もしあの日、英雄さんと令子さんが「店を閉めて自分たちだけ守る」という選択をしていたら、今の俺はここにいただろうか。
便乗値上げに走る店を尻目に、ガスの青い炎の前で黙々と包丁を振るった英雄さんの背中。
それこそが、俺にとっての職人の原風景だったのだ。
「親方、俺もまだ、精進の途中ですよ」
ふと口をついた独り言に、自分で苦笑する。
板長として店を任されるようになっても、あの二週間の「格安弁当」の味に勝てているのか、時々不安になる。けれど、先月店に来てくれた二人の笑顔が、その答えをくれたような気がした。
俺は使い慣れたスマートフォンを手に取った。
老舗の板場では包丁が相棒だが、休日の自分にとっては、この小さな画面が物語を紡ぐための大切な道具だ。
カクヨムのアプリを開くと、連載中の猫の物語に新しい感想が届いていた。
『【テミスの審判は🐾朝食の香りに混じって】読みました! お猫様の愛らしさと、漂ってくるような朝食の香りに、今朝はとても幸せな気分になれました。月影さんの描く優しさが大好きです。
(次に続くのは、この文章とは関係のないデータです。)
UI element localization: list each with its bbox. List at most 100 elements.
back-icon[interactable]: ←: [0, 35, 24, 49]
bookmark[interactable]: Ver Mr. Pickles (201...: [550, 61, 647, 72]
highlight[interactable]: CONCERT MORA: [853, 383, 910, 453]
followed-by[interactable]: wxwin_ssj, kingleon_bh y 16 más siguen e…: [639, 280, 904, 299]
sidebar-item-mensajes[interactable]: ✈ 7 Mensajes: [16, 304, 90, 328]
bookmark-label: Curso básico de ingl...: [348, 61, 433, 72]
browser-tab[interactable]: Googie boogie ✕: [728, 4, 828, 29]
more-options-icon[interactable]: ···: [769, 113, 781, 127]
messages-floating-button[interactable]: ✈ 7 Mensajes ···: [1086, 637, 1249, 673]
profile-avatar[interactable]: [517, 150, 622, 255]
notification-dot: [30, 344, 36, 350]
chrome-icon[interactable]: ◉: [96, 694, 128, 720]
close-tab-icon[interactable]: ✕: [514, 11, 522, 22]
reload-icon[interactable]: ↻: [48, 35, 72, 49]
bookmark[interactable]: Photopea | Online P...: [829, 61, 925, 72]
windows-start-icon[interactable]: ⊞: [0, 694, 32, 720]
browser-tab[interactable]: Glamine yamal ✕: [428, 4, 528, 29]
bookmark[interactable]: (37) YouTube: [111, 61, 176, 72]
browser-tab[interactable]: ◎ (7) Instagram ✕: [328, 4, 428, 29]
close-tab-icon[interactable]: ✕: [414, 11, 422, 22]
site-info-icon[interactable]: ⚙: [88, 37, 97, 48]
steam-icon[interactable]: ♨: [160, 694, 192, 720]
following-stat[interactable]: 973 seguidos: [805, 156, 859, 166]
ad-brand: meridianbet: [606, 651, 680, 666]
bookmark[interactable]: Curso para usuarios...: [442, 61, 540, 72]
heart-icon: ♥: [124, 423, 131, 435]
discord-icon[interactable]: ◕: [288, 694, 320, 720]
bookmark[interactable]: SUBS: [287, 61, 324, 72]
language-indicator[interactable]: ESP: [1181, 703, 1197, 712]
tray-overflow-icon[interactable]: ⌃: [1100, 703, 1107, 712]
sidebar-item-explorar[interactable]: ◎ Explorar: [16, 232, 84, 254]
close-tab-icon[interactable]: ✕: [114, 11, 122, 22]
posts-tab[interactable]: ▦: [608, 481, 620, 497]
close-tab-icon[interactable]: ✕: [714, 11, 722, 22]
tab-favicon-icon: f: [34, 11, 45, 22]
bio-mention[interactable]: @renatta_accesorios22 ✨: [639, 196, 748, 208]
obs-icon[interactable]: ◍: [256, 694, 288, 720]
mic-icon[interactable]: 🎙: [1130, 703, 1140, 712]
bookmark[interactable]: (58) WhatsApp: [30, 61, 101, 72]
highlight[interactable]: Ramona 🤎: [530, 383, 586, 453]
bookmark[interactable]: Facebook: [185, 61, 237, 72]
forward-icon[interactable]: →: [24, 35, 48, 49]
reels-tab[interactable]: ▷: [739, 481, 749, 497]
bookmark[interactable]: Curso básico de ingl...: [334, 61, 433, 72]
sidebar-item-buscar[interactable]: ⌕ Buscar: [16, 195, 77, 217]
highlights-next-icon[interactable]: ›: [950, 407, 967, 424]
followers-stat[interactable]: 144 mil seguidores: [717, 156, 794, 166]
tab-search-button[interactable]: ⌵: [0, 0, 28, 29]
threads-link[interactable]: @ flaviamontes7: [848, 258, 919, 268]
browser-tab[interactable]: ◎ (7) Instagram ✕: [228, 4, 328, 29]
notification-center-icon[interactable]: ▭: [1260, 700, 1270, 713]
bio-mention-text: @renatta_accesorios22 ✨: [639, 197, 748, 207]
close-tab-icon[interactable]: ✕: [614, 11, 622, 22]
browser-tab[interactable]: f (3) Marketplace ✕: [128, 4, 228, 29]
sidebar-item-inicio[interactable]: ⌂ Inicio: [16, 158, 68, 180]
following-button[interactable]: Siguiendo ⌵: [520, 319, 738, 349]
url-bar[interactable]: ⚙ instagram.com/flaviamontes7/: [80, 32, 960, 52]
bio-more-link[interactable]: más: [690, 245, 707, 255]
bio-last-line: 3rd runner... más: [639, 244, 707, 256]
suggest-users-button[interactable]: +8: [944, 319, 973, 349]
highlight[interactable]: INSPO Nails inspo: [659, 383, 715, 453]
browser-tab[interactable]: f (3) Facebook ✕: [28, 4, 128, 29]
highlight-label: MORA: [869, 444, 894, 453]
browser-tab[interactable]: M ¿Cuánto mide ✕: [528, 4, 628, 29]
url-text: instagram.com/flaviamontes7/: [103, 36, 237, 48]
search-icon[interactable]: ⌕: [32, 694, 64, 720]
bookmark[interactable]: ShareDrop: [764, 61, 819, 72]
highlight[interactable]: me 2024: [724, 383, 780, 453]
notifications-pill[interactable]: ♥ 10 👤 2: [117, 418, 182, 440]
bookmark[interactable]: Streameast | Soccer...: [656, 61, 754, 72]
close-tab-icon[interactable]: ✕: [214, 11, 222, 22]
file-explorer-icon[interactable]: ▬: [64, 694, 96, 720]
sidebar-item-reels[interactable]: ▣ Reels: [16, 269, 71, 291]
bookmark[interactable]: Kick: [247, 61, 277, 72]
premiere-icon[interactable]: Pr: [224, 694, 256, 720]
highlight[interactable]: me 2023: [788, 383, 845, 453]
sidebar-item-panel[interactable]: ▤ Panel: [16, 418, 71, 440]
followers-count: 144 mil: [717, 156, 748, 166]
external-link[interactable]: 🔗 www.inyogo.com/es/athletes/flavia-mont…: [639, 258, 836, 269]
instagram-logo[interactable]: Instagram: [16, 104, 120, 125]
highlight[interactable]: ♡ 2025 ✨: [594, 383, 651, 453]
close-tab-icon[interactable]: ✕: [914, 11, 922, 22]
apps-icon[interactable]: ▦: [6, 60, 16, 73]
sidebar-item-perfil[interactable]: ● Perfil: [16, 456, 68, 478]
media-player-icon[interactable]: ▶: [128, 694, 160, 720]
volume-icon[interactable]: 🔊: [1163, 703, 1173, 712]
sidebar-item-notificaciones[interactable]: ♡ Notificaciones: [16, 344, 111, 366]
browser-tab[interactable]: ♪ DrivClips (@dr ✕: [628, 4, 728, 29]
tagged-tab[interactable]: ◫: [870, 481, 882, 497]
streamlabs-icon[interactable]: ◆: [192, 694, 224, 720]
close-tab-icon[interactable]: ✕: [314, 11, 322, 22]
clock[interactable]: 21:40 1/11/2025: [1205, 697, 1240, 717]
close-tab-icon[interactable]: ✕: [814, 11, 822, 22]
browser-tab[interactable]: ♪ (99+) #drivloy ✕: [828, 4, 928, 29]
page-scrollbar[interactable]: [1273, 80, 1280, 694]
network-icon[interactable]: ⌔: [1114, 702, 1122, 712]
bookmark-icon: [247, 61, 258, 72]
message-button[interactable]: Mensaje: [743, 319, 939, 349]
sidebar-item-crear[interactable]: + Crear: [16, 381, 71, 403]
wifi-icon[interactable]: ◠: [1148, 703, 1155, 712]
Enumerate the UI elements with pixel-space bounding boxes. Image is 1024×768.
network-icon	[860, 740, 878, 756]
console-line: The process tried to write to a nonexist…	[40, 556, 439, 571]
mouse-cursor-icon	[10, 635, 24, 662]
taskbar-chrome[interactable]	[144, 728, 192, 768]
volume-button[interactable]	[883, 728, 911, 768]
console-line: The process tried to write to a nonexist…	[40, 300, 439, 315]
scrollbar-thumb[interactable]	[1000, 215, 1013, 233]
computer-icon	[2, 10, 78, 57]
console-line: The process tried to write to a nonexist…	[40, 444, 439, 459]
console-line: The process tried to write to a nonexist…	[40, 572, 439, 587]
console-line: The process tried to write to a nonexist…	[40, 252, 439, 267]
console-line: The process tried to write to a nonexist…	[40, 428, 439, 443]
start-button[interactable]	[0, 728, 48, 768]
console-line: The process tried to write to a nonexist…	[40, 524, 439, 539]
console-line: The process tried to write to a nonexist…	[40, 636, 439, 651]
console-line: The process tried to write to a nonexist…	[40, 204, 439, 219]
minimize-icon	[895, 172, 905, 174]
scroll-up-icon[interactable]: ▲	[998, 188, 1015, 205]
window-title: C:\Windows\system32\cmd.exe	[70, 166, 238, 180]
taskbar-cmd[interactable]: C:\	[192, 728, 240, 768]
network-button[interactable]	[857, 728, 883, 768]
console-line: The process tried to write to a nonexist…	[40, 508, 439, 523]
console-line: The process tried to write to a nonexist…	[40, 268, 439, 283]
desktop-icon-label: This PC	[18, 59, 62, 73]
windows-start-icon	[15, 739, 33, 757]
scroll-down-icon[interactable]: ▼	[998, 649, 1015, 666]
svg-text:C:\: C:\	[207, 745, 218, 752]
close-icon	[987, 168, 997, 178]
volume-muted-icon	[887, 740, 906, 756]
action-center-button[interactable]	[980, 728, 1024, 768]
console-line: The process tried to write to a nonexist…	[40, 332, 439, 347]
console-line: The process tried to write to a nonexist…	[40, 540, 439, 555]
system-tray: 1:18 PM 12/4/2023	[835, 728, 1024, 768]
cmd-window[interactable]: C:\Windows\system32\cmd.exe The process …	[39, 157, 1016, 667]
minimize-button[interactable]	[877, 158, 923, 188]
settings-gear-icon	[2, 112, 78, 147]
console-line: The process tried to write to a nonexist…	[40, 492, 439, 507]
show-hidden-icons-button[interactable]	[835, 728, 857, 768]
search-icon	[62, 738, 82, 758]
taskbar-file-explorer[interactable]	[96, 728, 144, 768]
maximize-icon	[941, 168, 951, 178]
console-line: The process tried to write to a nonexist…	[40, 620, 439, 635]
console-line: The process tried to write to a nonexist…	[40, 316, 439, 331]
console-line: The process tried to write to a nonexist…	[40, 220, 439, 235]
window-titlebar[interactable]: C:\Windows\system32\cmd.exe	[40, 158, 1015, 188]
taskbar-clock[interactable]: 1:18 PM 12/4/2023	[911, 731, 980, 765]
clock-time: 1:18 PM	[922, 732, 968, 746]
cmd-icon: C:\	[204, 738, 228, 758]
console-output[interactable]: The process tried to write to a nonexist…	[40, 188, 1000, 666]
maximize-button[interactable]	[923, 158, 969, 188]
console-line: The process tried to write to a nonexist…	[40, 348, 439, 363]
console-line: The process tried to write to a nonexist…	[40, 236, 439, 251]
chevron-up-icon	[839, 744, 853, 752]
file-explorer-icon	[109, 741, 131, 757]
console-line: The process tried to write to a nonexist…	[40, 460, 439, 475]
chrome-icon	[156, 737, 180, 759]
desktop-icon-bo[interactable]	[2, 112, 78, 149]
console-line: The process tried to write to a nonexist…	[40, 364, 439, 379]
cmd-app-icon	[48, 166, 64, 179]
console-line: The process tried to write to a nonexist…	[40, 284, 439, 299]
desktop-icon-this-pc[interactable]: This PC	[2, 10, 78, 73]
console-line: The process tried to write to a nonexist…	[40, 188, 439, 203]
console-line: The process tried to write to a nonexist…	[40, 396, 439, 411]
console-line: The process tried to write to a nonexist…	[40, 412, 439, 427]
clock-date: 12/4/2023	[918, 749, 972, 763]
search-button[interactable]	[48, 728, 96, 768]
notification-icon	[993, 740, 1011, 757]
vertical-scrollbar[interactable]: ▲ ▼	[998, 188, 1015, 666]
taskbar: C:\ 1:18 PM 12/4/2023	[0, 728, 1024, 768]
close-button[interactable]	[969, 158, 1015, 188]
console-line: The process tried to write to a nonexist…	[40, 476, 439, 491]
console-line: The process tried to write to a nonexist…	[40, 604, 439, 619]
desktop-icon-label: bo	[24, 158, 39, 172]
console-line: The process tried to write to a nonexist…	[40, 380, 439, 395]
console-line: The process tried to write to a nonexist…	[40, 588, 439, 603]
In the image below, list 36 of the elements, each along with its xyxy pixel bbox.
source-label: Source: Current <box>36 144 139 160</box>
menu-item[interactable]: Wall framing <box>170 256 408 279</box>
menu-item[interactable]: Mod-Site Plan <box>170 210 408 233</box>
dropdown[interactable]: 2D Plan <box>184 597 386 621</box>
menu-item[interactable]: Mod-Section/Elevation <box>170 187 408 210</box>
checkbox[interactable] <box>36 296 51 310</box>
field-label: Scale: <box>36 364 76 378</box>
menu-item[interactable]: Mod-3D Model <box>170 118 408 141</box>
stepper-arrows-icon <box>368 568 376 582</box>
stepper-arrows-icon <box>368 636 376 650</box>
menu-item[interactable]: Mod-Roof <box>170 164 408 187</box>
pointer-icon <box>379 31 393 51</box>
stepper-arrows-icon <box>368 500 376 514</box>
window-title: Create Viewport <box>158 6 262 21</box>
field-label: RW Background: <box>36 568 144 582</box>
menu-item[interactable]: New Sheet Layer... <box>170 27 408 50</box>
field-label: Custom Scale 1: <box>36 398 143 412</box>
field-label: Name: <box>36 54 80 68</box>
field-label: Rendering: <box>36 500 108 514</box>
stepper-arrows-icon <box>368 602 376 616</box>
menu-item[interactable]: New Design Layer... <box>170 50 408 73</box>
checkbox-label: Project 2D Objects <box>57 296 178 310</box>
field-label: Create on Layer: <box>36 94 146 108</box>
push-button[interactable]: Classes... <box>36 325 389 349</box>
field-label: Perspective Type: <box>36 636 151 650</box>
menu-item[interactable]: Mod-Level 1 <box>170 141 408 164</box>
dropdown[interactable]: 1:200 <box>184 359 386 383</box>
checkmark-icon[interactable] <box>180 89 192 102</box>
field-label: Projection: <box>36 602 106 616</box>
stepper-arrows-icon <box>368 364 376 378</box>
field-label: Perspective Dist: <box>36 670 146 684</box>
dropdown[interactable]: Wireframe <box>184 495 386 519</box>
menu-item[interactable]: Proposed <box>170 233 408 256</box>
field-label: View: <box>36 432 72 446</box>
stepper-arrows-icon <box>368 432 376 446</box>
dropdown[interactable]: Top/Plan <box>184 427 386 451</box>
次回の作品も待っています!』
画面に踊る温かい言葉に、口元が自然と緩む。
板場で鰻を焼き、客の腹を満たすことも、こうしてスマートフォンで言葉を綴り、誰かの心を温めることも、実は同じことなのかもしれない。
英雄さんから受け取った「焼き」の火は、形を変えて、今の俺の指先にも宿っているのだ。
窓の外を見れば、陽は少し傾き、街路樹の影が長く伸びている。
十五年前のあの日、絶望の中で見上げた星空はあんなに冷たかったのに、今の窓越しに見える景色は、どこまでも穏やかで、平和だ。
不透明な未来や、解決しない問題は山積みかもしれない。けれど、俺にできるのは、明日も板場に立って最高の鰻を焼き、休日はこうして猫たちが駆けるような優しい物語を書き続けることだけだ。
俺はスマートフォンの画面をタップし、書きかけの新作プロット――あの日、職人としての誇りを教わった記憶――を呼び出す。
一文字ずつ、大切に。
新しい物語の、最初の一行目を打ち込む。
『あの日の空は、驚くほど澄んでいた。』
フリック入力の微かな振動が、指先を通じて心に響く。
十五年目の三月十一日。
俺の、そして街の日常は、これからも続いていく。